The Value of Peer Education in Graduate Programs

Dr. Ellen Mauer
Dr. Ellen Mauer
Elementary school principal; Ph.D. in Educational Leadership & Policy Studies
A group of college students works on homework around a table, books scattered between them.

What is Peer Education?

Peer educators are student leaders with some level of expertise or training in the area they are serving students. They are students themselves but take on an additional role similar to that of a mentor and can assist with tutoring in small groups, large groups, or individually. They can also provide emotional support and advise less experienced students.

What are the Benefits of Peer Education?

There are many benefits of peer education in graduate programs. Peer educators are encouraging to students, which can help attitudes toward learning. Using a peer educator for learning is more engaging and enables personalization of the learning experience for students. Student goals and questions can be more specifically focused upon. This may lead to higher academic achievement as a more engaging experience has shown academic benefits.

Peer educators also provide a different kind of emotional support to graduate students than that of a regular professor. Peer educators are closer in age, experience, and are more likely to bond with the student. Professors may come and go depending upon the classes that are taken; however, a peer educator is there for the entire experience and can provide important stability.

It is vital to check into peer educators when selecting a graduate-level program so that the student knows they will have that additional support throughout the entire experience. Without peer education groups, a graduate student may feel more uncertain and lack confidence. Stress levels may be higher, and it can be easier for a student to give up.

How to Promote Peer Education in Graduate Programs

You can expect peer educators to have accurate information and be able to help with issues that may arise, whether they are more content-oriented or of a personal nature.
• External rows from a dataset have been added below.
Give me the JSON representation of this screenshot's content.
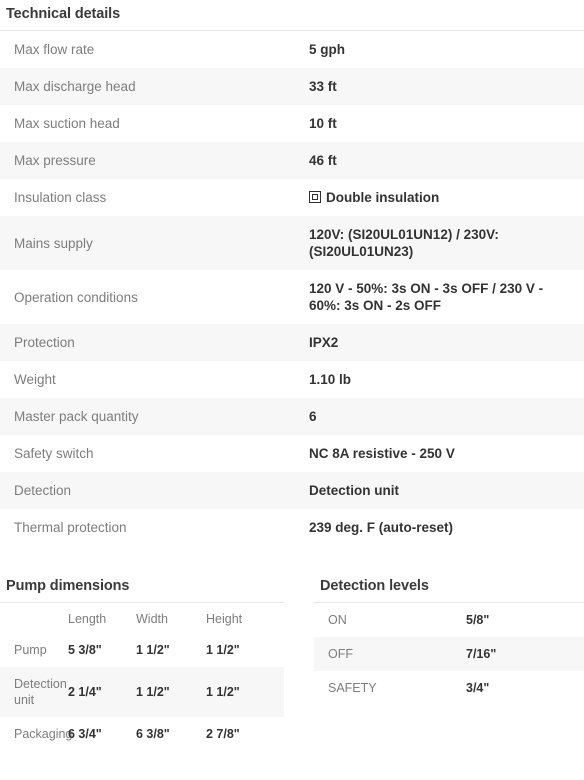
{
  "technical": {
    "heading": "Technical details",
    "rows": [
      {
        "label": "Max flow rate",
        "value": "5 gph"
      },
      {
        "label": "Max discharge head",
        "value": "33 ft"
      },
      {
        "label": "Max suction head",
        "value": "10 ft"
      },
      {
        "label": "Max pressure",
        "value": "46 ft"
      },
      {
        "label": "Insulation class",
        "value": "Double insulation",
        "icon": "double-insulation-icon"
      },
      {
        "label": "Mains supply",
        "value": "120V: (SI20UL01UN12) / 230V: (SI20UL01UN23)"
      },
      {
        "label": "Operation conditions",
        "value": "120 V - 50%: 3s ON - 3s OFF / 230 V - 60%: 3s ON - 2s OFF"
      },
      {
        "label": "Protection",
        "value": "IPX2"
      },
      {
        "label": "Weight",
        "value": "1.10 lb"
      },
      {
        "label": "Master pack quantity",
        "value": "6"
      },
      {
        "label": "Safety switch",
        "value": "NC 8A resistive - 250 V"
      },
      {
        "label": "Detection",
        "value": "Detection unit"
      },
      {
        "label": "Thermal protection",
        "value": "239 deg. F (auto-reset)"
      }
    ]
  },
  "pump_dimensions": {
    "heading": "Pump dimensions",
    "columns": [
      "",
      "Length",
      "Width",
      "Height"
    ],
    "rows": [
      {
        "label": "Pump",
        "length": "5 3/8\"",
        "width": "1 1/2\"",
        "height": "1 1/2\""
      },
      {
        "label": "Detection unit",
        "length": "2 1/4\"",
        "width": "1 1/2\"",
        "height": "1 1/2\""
      },
      {
        "label": "Packaging",
        "length": "6 3/4\"",
        "width": "6 3/8\"",
        "height": "2 7/8\""
      }
    ]
  },
  "detection_levels": {
    "heading": "Detection levels",
    "rows": [
      {
        "label": "ON",
        "value": "5/8\""
      },
      {
        "label": "OFF",
        "value": "7/16\""
      },
      {
        "label": "SAFETY",
        "value": "3/4\""
      }
    ]
  },
  "colors": {
    "row_alt_background": "#f7f7f7",
    "label_text": "#7d7d7d",
    "value_text": "#333333",
    "heading_text": "#3a3a3a",
    "divider": "#e6e6e6"
  }
}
As a first step, professors in graduate programs should encourage students to seek out help or advice from a peer educator.

Group Study Sessions

If a student is having trouble understanding the details of differentiation in lesson planning, the peer educator could host small group study sessions or be available to answer questions.

Scheduling Help

Perhaps a student is having difficulty getting their schedule and the graduate program to fit together. A peer educator can look over the scheduling issues and make suggestions for things the student can try to do to rectify the issues. Ultimately, it is up to the student to implement what works best for them. Peer educators can be a strong source of support for a master’s graduate student, doctoral graduate student, and more.

Diverse Peer Feedback

Peer educators will be non-judgmental and respectful of a student’s status. They will be able to provide excellent feedback and support in both content and social situations relating to their field of study. This is helpful as there are various types of students in a graduate-level education program. There may be somewhat older adults pursuing a second career and some students who are just beginning. The peer educator will be able to bridge any gaps in understanding for all kinds of students.

Suppose the second career student is having trouble adapting to what the school culture and climate is during their observations. A peer educator can talk about school cultures in general and help that student to get a better idea of what goes on in the school workplace.
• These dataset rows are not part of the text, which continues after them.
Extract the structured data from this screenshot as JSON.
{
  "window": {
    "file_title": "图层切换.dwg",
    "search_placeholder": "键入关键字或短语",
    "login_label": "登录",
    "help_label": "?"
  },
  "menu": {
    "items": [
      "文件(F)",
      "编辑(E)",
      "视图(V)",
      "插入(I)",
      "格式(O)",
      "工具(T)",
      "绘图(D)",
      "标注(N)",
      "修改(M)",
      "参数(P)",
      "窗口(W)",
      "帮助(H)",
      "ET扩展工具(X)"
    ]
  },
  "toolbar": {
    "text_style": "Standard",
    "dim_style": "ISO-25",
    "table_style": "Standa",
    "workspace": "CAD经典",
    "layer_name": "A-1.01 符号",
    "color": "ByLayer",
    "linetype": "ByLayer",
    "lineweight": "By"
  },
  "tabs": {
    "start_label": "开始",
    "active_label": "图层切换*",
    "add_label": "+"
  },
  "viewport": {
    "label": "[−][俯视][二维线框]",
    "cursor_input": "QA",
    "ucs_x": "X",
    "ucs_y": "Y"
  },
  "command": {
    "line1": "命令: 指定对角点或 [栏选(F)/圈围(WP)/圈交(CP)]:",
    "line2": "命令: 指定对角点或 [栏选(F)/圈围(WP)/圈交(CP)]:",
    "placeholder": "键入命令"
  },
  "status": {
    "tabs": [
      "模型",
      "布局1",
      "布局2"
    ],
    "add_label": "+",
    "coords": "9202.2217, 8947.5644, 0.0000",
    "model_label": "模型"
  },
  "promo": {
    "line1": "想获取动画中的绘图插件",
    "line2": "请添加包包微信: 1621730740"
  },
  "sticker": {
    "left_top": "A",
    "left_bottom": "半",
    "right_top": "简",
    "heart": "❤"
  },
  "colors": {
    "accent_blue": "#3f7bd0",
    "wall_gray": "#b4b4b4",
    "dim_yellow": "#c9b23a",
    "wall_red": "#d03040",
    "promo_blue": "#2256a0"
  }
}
Observation/Student Teaching Advice

There are significant differences between the corporate world and a school. Likewise, a beginning student may be having trouble arranging their observations or student teaching experiences. A peer educator may be able to give concrete suggestions as to how to go about contacting various schools and suggest ways to speak to the administrators in charge.

A newer student may not have built up contacts in the education field like a more seasoned student has. The peer educator will assist as much as they can while helping to build up the student’s confidence level regardless of the issue. Peer educators help you, as the student, to focus on understanding things rather than solving problems for you. They help you help yourself.

Help Tackling Problems

If a graduate student is experiencing difficulty in their observation or student teaching, they may feel they are not connecting with the cooperating teacher on a philosophical level and may want to talk about it.

The student can ask a peer educator to help them narrow down the problem and brainstorm why this may be happening. They may work together to develop a list of ways the student can approach the cooperating teacher or role-play how the situation may play out. The student must then decide which methods to try for themselves.

Sometimes graduate-level students want to play a larger part in their observation or student teaching program than what is prescribed. The peer educator can help them find a good way to approach their cooperating teacher about modifications to the program. This can be helpful and lead to good experiences to highlight on a resume.

It is easier for students to approach someone more on their level who has just been through some of the same things rather than going to a full-time professor with these things. There may be a hesitancy to go to a professor since the professor assigns grades, and a student may be worried it could make them look bad in front of them.

Personal Advice

If a student is having trouble with something like behavior management, they may be afraid that the professor will think they did not fully learn the material. It would be less stressful for a student to seek a peer educator to ask questions about how these behavior strategies realistically work, not only in theory. In addition, more personal issues may pop up that a graduate student will want to discuss with a peer educator rather than a professor.

Because the peer educator is at a different level, the student might be more comfortable talking about these more personal topics with them. These can be anything from health issues to scheduling issues to ways to approach their professor or cooperating teacher about things.

If the university you attend offers peer educators as a resource, it would be very beneficial to take advantage of them for additional help and advice. They can help to give a different perspective than that of a seasoned professor.